By a vote of 6-2, it upheld the state of Michigan's approval of
Proposal 2, which had been approved by 58 percent of the state's
voters in 2006. Proposal 2 prohibited Michigan's public colleges and
universities from granting preferential admissions treatment to
individuals based upon race. The ruling may also apply to the
awarding of public contracts and to hiring policies of state and
local employees.
Although there were several
concurring opinions, there is little doubt that the court has made
clear that voters have the power and the authority to ban affirmative
action.
But the controlling opinion of the
court, written by Justice Anthony Kennedy and joined by Justices John
Roberts and Samuel Alito, is also important for what it did not do.

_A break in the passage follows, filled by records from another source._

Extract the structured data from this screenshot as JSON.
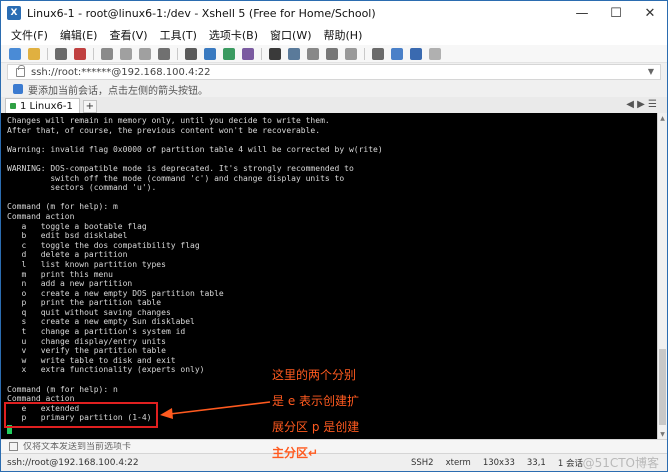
{
  "window": {
    "title": "Linux6-1 - root@linux6-1:/dev - Xshell 5 (Free for Home/School)",
    "controls": [
      "—",
      "☐",
      "✕"
    ]
  },
  "menu": {
    "items": [
      "文件(F)",
      "编辑(E)",
      "查看(V)",
      "工具(T)",
      "选项卡(B)",
      "窗口(W)",
      "帮助(H)"
    ]
  },
  "address": {
    "value": "ssh://root:******@192.168.100.4:22"
  },
  "hint": {
    "text": "要添加当前会话，点击左侧的箭头按钮。"
  },
  "tabs": {
    "active": "1 Linux6-1",
    "add": "+"
  },
  "terminal": {
    "lines": [
      "Changes will remain in memory only, until you decide to write them.",
      "After that, of course, the previous content won't be recoverable.",
      "",
      "Warning: invalid flag 0x0000 of partition table 4 will be corrected by w(rite)",
      "",
      "WARNING: DOS-compatible mode is deprecated. It's strongly recommended to",
      "         switch off the mode (command 'c') and change display units to",
      "         sectors (command 'u').",
      "",
      "Command (m for help): m",
      "Command action",
      "   a   toggle a bootable flag",
      "   b   edit bsd disklabel",
      "   c   toggle the dos compatibility flag",
      "   d   delete a partition",
      "   l   list known partition types",
      "   m   print this menu",
      "   n   add a new partition",
      "   o   create a new empty DOS partition table",
      "   p   print the partition table",
      "   q   quit without saving changes",
      "   s   create a new empty Sun disklabel",
      "   t   change a partition's system id",
      "   u   change display/entry units",
      "   v   verify the partition table",
      "   w   write table to disk and exit",
      "   x   extra functionality (experts only)",
      "",
      "Command (m for help): n",
      "Command action",
      "   e   extended",
      "   p   primary partition (1-4)"
    ]
  },
  "annotation": {
    "lines": [
      "这里的两个分别",
      "是 e 表示创建扩",
      "展分区  p 是创建",
      "主分区↵"
    ],
    "color": "#ff5a1f",
    "box_color": "#e02020"
  },
  "input": {
    "placeholder": "仅将文本发送到当前选项卡"
  },
  "status": {
    "connection": "ssh://root@192.168.100.4:22",
    "protocol": "SSH2",
    "term": "xterm",
    "size": "130x33",
    "cursor": "33,1",
    "sessions": "1 会话",
    "watermark": "@51CTO博客"
  },
  "icons": {
    "terminal_cursor_color": "#20d060",
    "accent": "#2a6db4"
  }
}
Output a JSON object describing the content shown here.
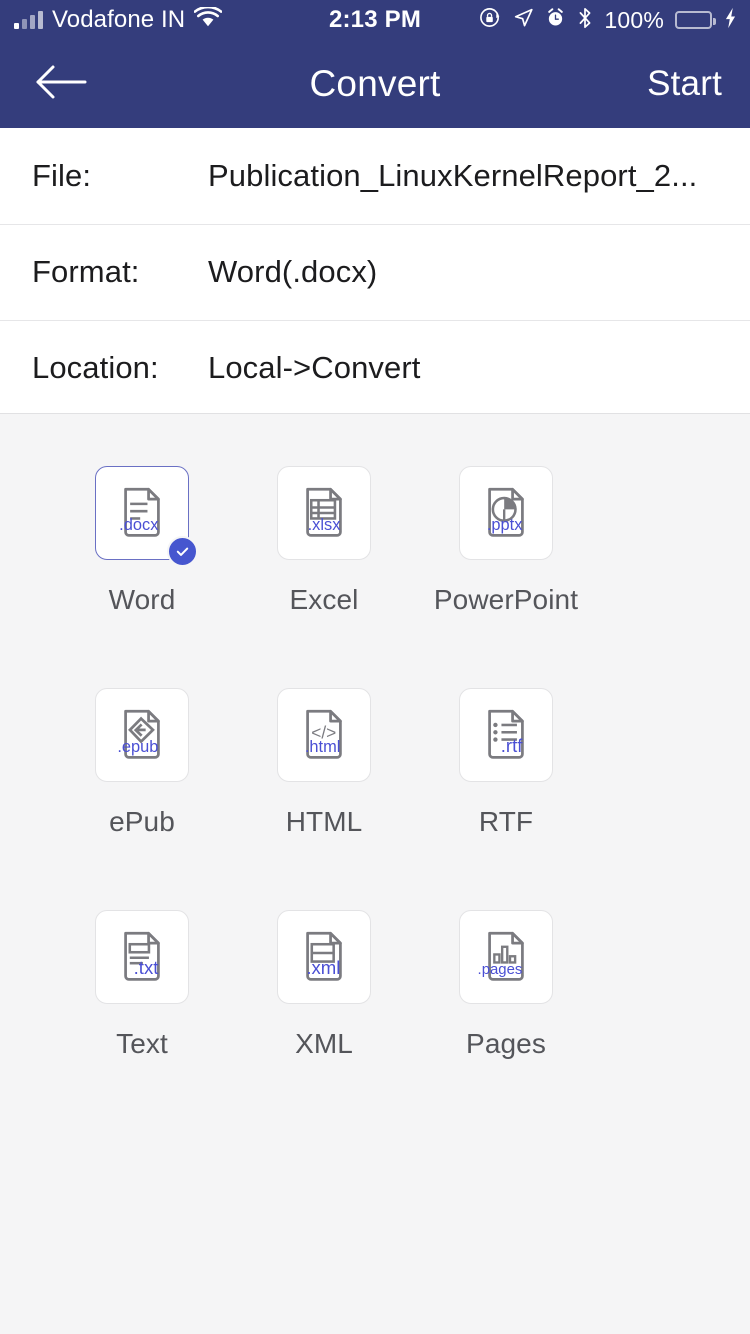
{
  "status_bar": {
    "carrier": "Vodafone IN",
    "wifi_icon": "wifi-icon",
    "signal_icon": "cellular-signal-icon",
    "time": "2:13 PM",
    "rotation_lock_icon": "rotation-lock-icon",
    "location_icon": "location-arrow-icon",
    "alarm_icon": "alarm-clock-icon",
    "bluetooth_icon": "bluetooth-icon",
    "battery_percent": "100%",
    "battery_level": 100,
    "charging_icon": "charging-bolt-icon",
    "background_color": "#343d7c",
    "battery_fill_color": "#6ddc6d"
  },
  "nav_bar": {
    "back_icon": "back-arrow-icon",
    "title": "Convert",
    "action_label": "Start",
    "background_color": "#343d7c",
    "text_color": "#ffffff"
  },
  "info_rows": [
    {
      "label": "File:",
      "value": "Publication_LinuxKernelReport_2..."
    },
    {
      "label": "Format:",
      "value": "Word(.docx)"
    },
    {
      "label": "Location:",
      "value": "Local->Convert"
    }
  ],
  "format_grid": {
    "selected_format": "Word",
    "selected_color": "#4656cf",
    "extension_text_color": "#4a4fd4",
    "items": [
      {
        "label": "Word",
        "ext": ".docx",
        "glyph": "document-lines-icon",
        "selected": true
      },
      {
        "label": "Excel",
        "ext": ".xlsx",
        "glyph": "spreadsheet-icon",
        "selected": false
      },
      {
        "label": "PowerPoint",
        "ext": ".pptx",
        "glyph": "pie-chart-icon",
        "selected": false
      },
      {
        "label": "ePub",
        "ext": ".epub",
        "glyph": "epub-diamond-icon",
        "selected": false
      },
      {
        "label": "HTML",
        "ext": ".html",
        "glyph": "code-brackets-icon",
        "selected": false
      },
      {
        "label": "RTF",
        "ext": ".rtf",
        "glyph": "bullet-list-icon",
        "selected": false
      },
      {
        "label": "Text",
        "ext": ".txt",
        "glyph": "text-lines-icon",
        "selected": false
      },
      {
        "label": "XML",
        "ext": ".xml",
        "glyph": "table-rows-icon",
        "selected": false
      },
      {
        "label": "Pages",
        "ext": ".pages",
        "glyph": "bar-chart-icon",
        "selected": false
      }
    ]
  }
}
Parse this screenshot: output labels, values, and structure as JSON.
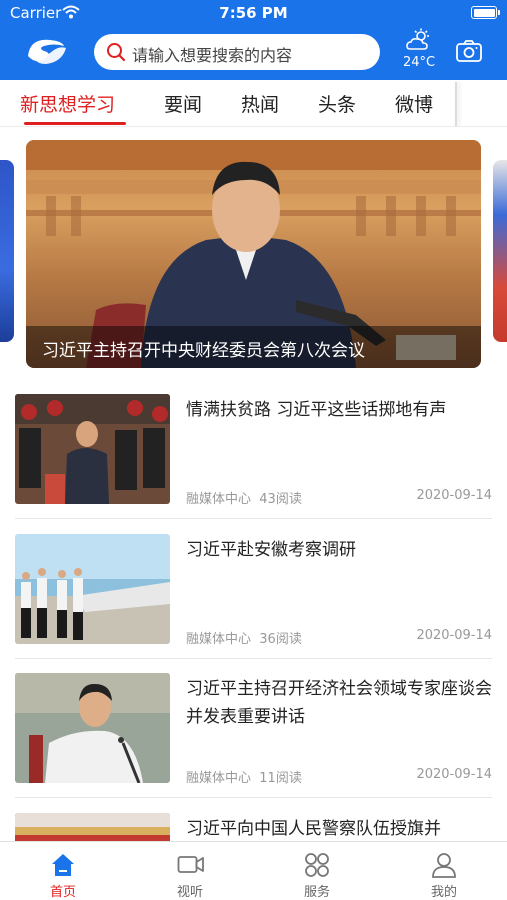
{
  "status_bar": {
    "carrier": "Carrier",
    "time": "7:56 PM"
  },
  "header": {
    "search_placeholder": "请输入想要搜索的内容",
    "temperature": "24°C",
    "brand_color": "#1a73e8"
  },
  "tabs": [
    {
      "label": "新思想学习",
      "active": true
    },
    {
      "label": "要闻",
      "active": false
    },
    {
      "label": "热闻",
      "active": false
    },
    {
      "label": "头条",
      "active": false
    },
    {
      "label": "微博",
      "active": false
    }
  ],
  "accent_color": "#e02020",
  "carousel": {
    "caption": "习近平主持召开中央财经委员会第八次会议"
  },
  "news": [
    {
      "title": "情满扶贫路 习近平这些话掷地有声",
      "source": "融媒体中心",
      "reads": "43阅读",
      "date": "2020-09-14"
    },
    {
      "title": "习近平赴安徽考察调研",
      "source": "融媒体中心",
      "reads": "36阅读",
      "date": "2020-09-14"
    },
    {
      "title": "习近平主持召开经济社会领域专家座谈会并发表重要讲话",
      "source": "融媒体中心",
      "reads": "11阅读",
      "date": "2020-09-14"
    },
    {
      "title": "习近平向中国人民警察队伍授旗并",
      "source": "",
      "reads": "",
      "date": ""
    }
  ],
  "bottom_nav": [
    {
      "label": "首页",
      "icon": "home-icon",
      "active": true
    },
    {
      "label": "视听",
      "icon": "video-icon",
      "active": false
    },
    {
      "label": "服务",
      "icon": "services-grid-icon",
      "active": false
    },
    {
      "label": "我的",
      "icon": "profile-icon",
      "active": false
    }
  ]
}
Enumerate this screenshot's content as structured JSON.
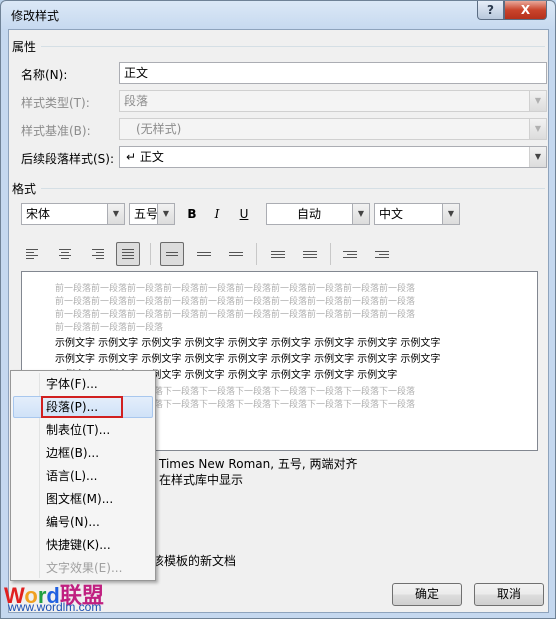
{
  "window": {
    "title": "修改样式"
  },
  "titlebar": {
    "help_label": "?",
    "close_label": "X"
  },
  "properties": {
    "heading": "属性",
    "name_label": "名称(N):",
    "name_value": "正文",
    "style_type_label": "样式类型(T):",
    "style_type_value": "段落",
    "style_based_label": "样式基准(B):",
    "style_based_value": "(无样式)",
    "next_style_label": "后续段落样式(S):",
    "next_style_value": "↵ 正文"
  },
  "format": {
    "heading": "格式",
    "font": "宋体",
    "size": "五号",
    "bold": "B",
    "italic": "I",
    "underline": "U",
    "color": "自动",
    "lang": "中文"
  },
  "preview": {
    "prev_lines": [
      "前一段落前一段落前一段落前一段落前一段落前一段落前一段落前一段落前一段落前一段落",
      "前一段落前一段落前一段落前一段落前一段落前一段落前一段落前一段落前一段落前一段落",
      "前一段落前一段落前一段落前一段落前一段落前一段落前一段落前一段落前一段落前一段落",
      "前一段落前一段落前一段落"
    ],
    "sample_lines": [
      "示例文字 示例文字 示例文字 示例文字 示例文字 示例文字 示例文字 示例文字 示例文字",
      "示例文字 示例文字 示例文字 示例文字 示例文字 示例文字 示例文字 示例文字 示例文字",
      "示例文字 示例文字 示例文字 示例文字 示例文字 示例文字 示例文字 示例文字"
    ],
    "next_lines": [
      "下一段落下一段落下一段落下一段落下一段落下一段落下一段落下一段落下一段落下一段落",
      "下一段落下一段落下一段落下一段落下一段落下一段落下一段落下一段落下一段落下一段落"
    ]
  },
  "description": {
    "line1": "Times New Roman, 五号, 两端对齐",
    "line2": "在样式库中显示",
    "template_option": "该模板的新文档"
  },
  "buttons": {
    "ok": "确定",
    "cancel": "取消"
  },
  "menu": {
    "items": [
      {
        "label": "字体(F)..."
      },
      {
        "label": "段落(P)..."
      },
      {
        "label": "制表位(T)..."
      },
      {
        "label": "边框(B)..."
      },
      {
        "label": "语言(L)..."
      },
      {
        "label": "图文框(M)..."
      },
      {
        "label": "编号(N)..."
      },
      {
        "label": "快捷键(K)..."
      },
      {
        "label": "文字效果(E)..."
      }
    ]
  },
  "watermark": {
    "logo": "Word联盟",
    "url": "www.wordlm.com"
  }
}
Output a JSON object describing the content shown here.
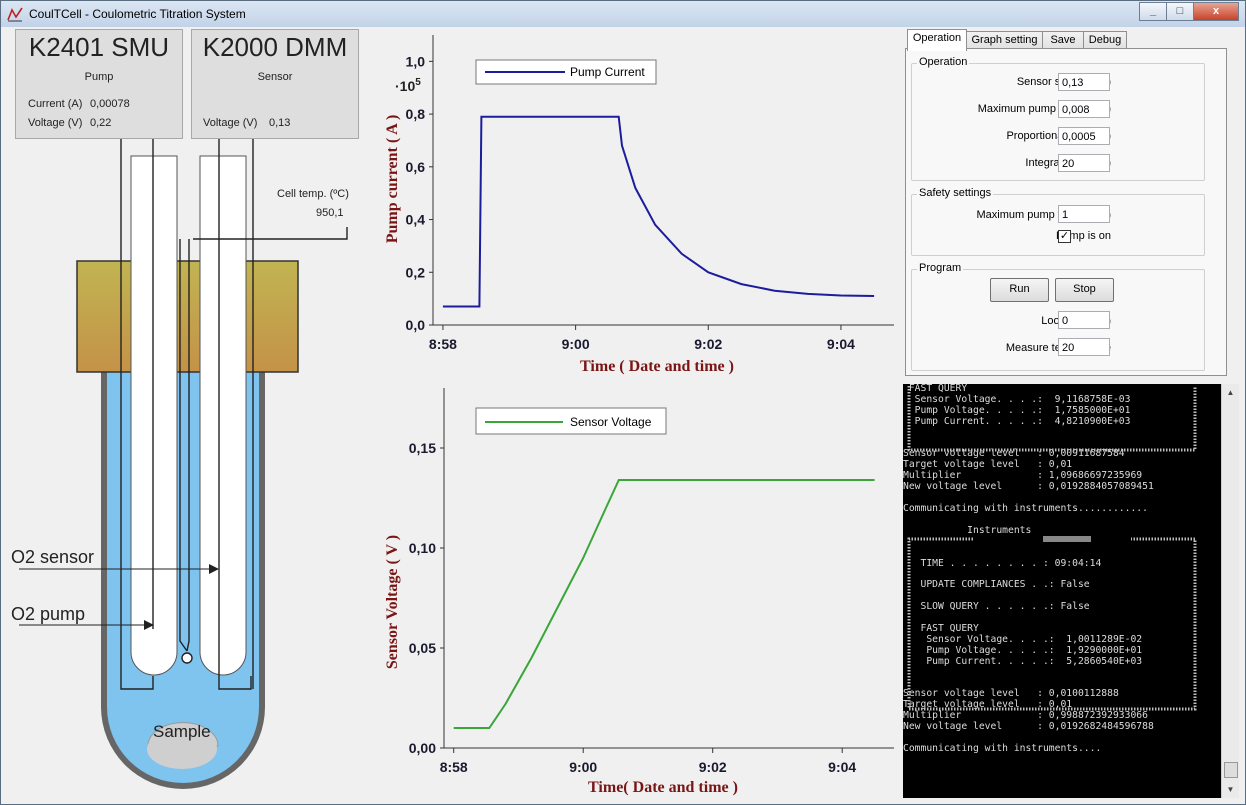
{
  "window": {
    "title": "CoulTCell - Coulometric Titration System",
    "min_label": "_",
    "max_label": "□",
    "close_label": "x"
  },
  "instruments": {
    "smu": {
      "name": "K2401 SMU",
      "role": "Pump",
      "current_label": "Current (A)",
      "current_value": "0,00078",
      "voltage_label": "Voltage (V)",
      "voltage_value": "0,22"
    },
    "dmm": {
      "name": "K2000 DMM",
      "role": "Sensor",
      "voltage_label": "Voltage (V)",
      "voltage_value": "0,13"
    }
  },
  "cell": {
    "temp_label": "Cell temp. (ºC)",
    "temp_value": "950,1",
    "sensor_label": "O2 sensor",
    "pump_label": "O2 pump",
    "sample_label": "Sample"
  },
  "graphs": {
    "pump": {
      "ylabel": "Pump current ( A )",
      "xlabel": "Time ( Date and time )",
      "legend": "Pump Current",
      "multiplier": "·10",
      "multiplier_exp": "5",
      "yticks": [
        "0,0",
        "0,2",
        "0,4",
        "0,6",
        "0,8",
        "1,0"
      ],
      "xticks": [
        "8:58",
        "9:00",
        "9:02",
        "9:04"
      ],
      "line_color": "#1c1c9c"
    },
    "sensor": {
      "ylabel": "Sensor Voltage ( V )",
      "xlabel": "Time( Date and time )",
      "legend": "Sensor Voltage",
      "yticks": [
        "0,00",
        "0,05",
        "0,10",
        "0,15"
      ],
      "xticks": [
        "8:58",
        "9:00",
        "9:02",
        "9:04"
      ],
      "line_color": "#3aa53a"
    }
  },
  "chart_data": [
    {
      "type": "line",
      "xlabel": "Time ( Date and time )",
      "ylabel": "Pump current ( A )",
      "x_unit": "minutes after 8:58",
      "x": [
        0,
        0.55,
        0.58,
        2.65,
        2.7,
        2.9,
        3.2,
        3.6,
        4.0,
        4.5,
        5.0,
        5.5,
        6.0,
        6.5
      ],
      "series": [
        {
          "name": "Pump Current",
          "values": [
            0.07,
            0.07,
            0.79,
            0.79,
            0.68,
            0.52,
            0.38,
            0.27,
            0.2,
            0.155,
            0.13,
            0.118,
            0.112,
            0.11
          ]
        }
      ],
      "ylim": [
        0,
        1.1
      ],
      "xlim": [
        -0.15,
        6.8
      ],
      "y_scale_note": "·10^5",
      "legend_position": "top-left"
    },
    {
      "type": "line",
      "xlabel": "Time( Date and time )",
      "ylabel": "Sensor Voltage ( V )",
      "x": [
        0,
        0.55,
        0.8,
        1.2,
        1.6,
        2.0,
        2.35,
        2.55,
        6.5
      ],
      "series": [
        {
          "name": "Sensor Voltage",
          "values": [
            0.01,
            0.01,
            0.022,
            0.045,
            0.07,
            0.095,
            0.12,
            0.134,
            0.134
          ]
        }
      ],
      "ylim": [
        0,
        0.18
      ],
      "xlim": [
        -0.15,
        6.8
      ],
      "legend_position": "top-left"
    }
  ],
  "tabs": [
    "Operation",
    "Graph setting",
    "Save",
    "Debug"
  ],
  "operation": {
    "group_title": "Operation",
    "sensor_setpoint_label": "Sensor setpoint (V)",
    "sensor_setpoint": "0,13",
    "max_pump_current_label": "Maximum pump current (A)",
    "max_pump_current": "0,008",
    "prop_band_label": "Proportional band (V)",
    "prop_band": "0,0005",
    "integral_length_label": "Integral length (s)",
    "integral_length": "20"
  },
  "safety": {
    "group_title": "Safety settings",
    "max_pump_voltage_label": "Maximum pump voltage (V)",
    "max_pump_voltage": "1",
    "pump_on_label": "Pump is on",
    "pump_on_mark": "✓"
  },
  "program": {
    "group_title": "Program",
    "run_label": "Run",
    "stop_label": "Stop",
    "loop_delay_label": "Loop delay (s)",
    "loop_delay": "0",
    "measure_temp_label": "Measure temperature",
    "measure_temp": "20"
  },
  "console": {
    "lines": [
      " FAST QUERY",
      "  Sensor Voltage. . . .:  9,1168758E-03",
      "  Pump Voltage. . . . .:  1,7585000E+01",
      "  Pump Current. . . . .:  4,8210900E+03",
      "",
      "",
      "Sensor voltage level   : 0,00911687584",
      "Target voltage level   : 0,01",
      "Multiplier             : 1,09686697235969",
      "New voltage level      : 0,0192884057089451",
      "",
      "Communicating with instruments............",
      "",
      "           Instruments",
      "",
      "",
      "   TIME . . . . . . . . : 09:04:14",
      "",
      "   UPDATE COMPLIANCES . .: False",
      "",
      "   SLOW QUERY . . . . . .: False",
      "",
      "   FAST QUERY",
      "    Sensor Voltage. . . .:  1,0011289E-02",
      "    Pump Voltage. . . . .:  1,9290000E+01",
      "    Pump Current. . . . .:  5,2860540E+03",
      "",
      "",
      "Sensor voltage level   : 0,0100112888",
      "Target voltage level   : 0,01",
      "Multiplier             : 0,998872392933066",
      "New voltage level      : 0,0192682484596788",
      "",
      "Communicating with instruments...."
    ]
  }
}
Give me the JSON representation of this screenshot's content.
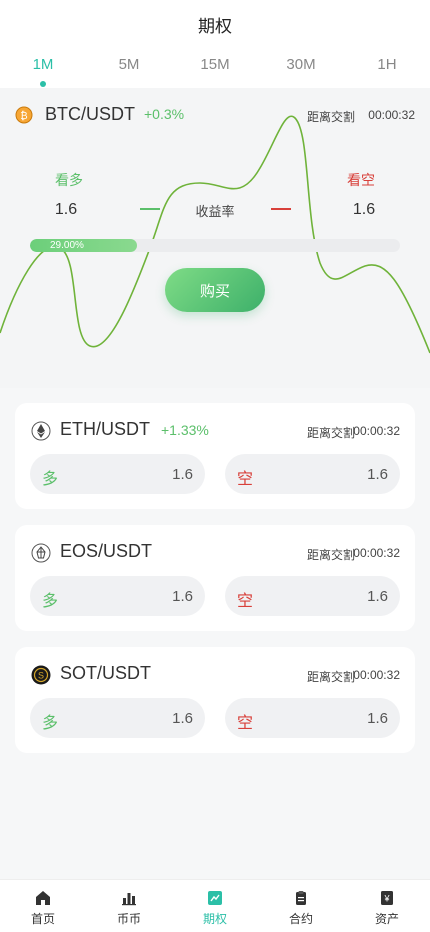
{
  "page": {
    "title": "期权"
  },
  "tabs": [
    {
      "label": "1M",
      "active": true
    },
    {
      "label": "5M"
    },
    {
      "label": "15M"
    },
    {
      "label": "30M"
    },
    {
      "label": "1H"
    }
  ],
  "hero": {
    "pair": "BTC/USDT",
    "change": "+0.3%",
    "countdown_label": "距离交割",
    "countdown": "00:00:32",
    "long_label": "看多",
    "short_label": "看空",
    "long_value": "1.6",
    "short_value": "1.6",
    "rate_label": "收益率",
    "progress_text": "29.00%",
    "progress_fraction": 0.29,
    "buy_label": "购买",
    "coin_icon": "bitcoin-icon"
  },
  "markets": [
    {
      "pair": "ETH/USDT",
      "change": "+1.33%",
      "countdown_label": "距离交割",
      "countdown": "00:00:32",
      "long_label": "多",
      "long_value": "1.6",
      "short_label": "空",
      "short_value": "1.6",
      "icon": "ethereum-icon"
    },
    {
      "pair": "EOS/USDT",
      "change": "",
      "countdown_label": "距离交割",
      "countdown": "00:00:32",
      "long_label": "多",
      "long_value": "1.6",
      "short_label": "空",
      "short_value": "1.6",
      "icon": "eos-icon"
    },
    {
      "pair": "SOT/USDT",
      "change": "",
      "countdown_label": "距离交割",
      "countdown": "00:00:32",
      "long_label": "多",
      "long_value": "1.6",
      "short_label": "空",
      "short_value": "1.6",
      "icon": "sot-coin-icon"
    }
  ],
  "tabbar": [
    {
      "label": "首页",
      "icon": "home-icon"
    },
    {
      "label": "币币",
      "icon": "bar-chart-icon"
    },
    {
      "label": "期权",
      "icon": "options-chart-icon",
      "active": true
    },
    {
      "label": "合约",
      "icon": "clipboard-icon"
    },
    {
      "label": "资产",
      "icon": "wallet-icon"
    }
  ],
  "colors": {
    "accent": "#2bbfa7",
    "long": "#5bbf6a",
    "short": "#d8403a",
    "wave": "#6fb33a"
  }
}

Refusing to overturn prior precedents respecting race (1969, 1982 and
2003), Kennedy said, "The question here concerns not the
permissibility of race-conscious admissions policies under the
Constitution but whether, and in what manner, voters in the states
may choose to prohibit the consideration of racial preferences in
governmental decisions, in particular with respect to school
admissions."
Justices Antonin Scalia and
Clarence Thomas concurred with Kennedy's support for the ban approved
by Michigan voters, but they would have gone further and overruled
the prior precedents set by the court. Justice Stephen Breyer was the
sixth vote to uphold the Michigan ban, but his reasoning was far
narrower.
Kennedy's gambit of now you see it,
Michigan's ban is constitutional, but now you don't, the previous
precedents are unaffected, might have made sense if he had been able
to do what Earl Warren did in 1954, unify the court. But he didn't.
Justice Sonia Sotomayor, joined by
Justice Ruth Bader Ginsburg, wrote a blistering 58-page dissent that
thundered "race matters" no less than 11 times. Her dissent
would have had the court overturn the outcome of Michigan's approval
of Proposal 2 because she believes the election outcome was
influenced by racism.
Upon careful examination, her
rationale is not only fallacious, it's frightening. Proposal 2 banned
the use of race in college admissions. Justices Sotomayor and
Ginsburg turn Proposal 2 on its head and state that the courts have
the authority to overturn the Michigan election because they know its
outcome was racist. Their basis for that knowledge rests solely on
the fact that a large majority, 58 percent, of the voters supported
Proposal 2.
Their argument is reverse racism
run wild. It goes like this: If you don't agree with me, you're a
racist. Think of it this way: Had Mitt Romney won the election in
2012, and had Barack Obama gone to court and alleged that his defeat
was the result of racism, Justices Sotomayor and Ginsburg likely
would have voted to nullify the presidential election because "race
matters." It's madness!
The Supreme Court thinks of itself
as a leader. In fact, it's a laggard.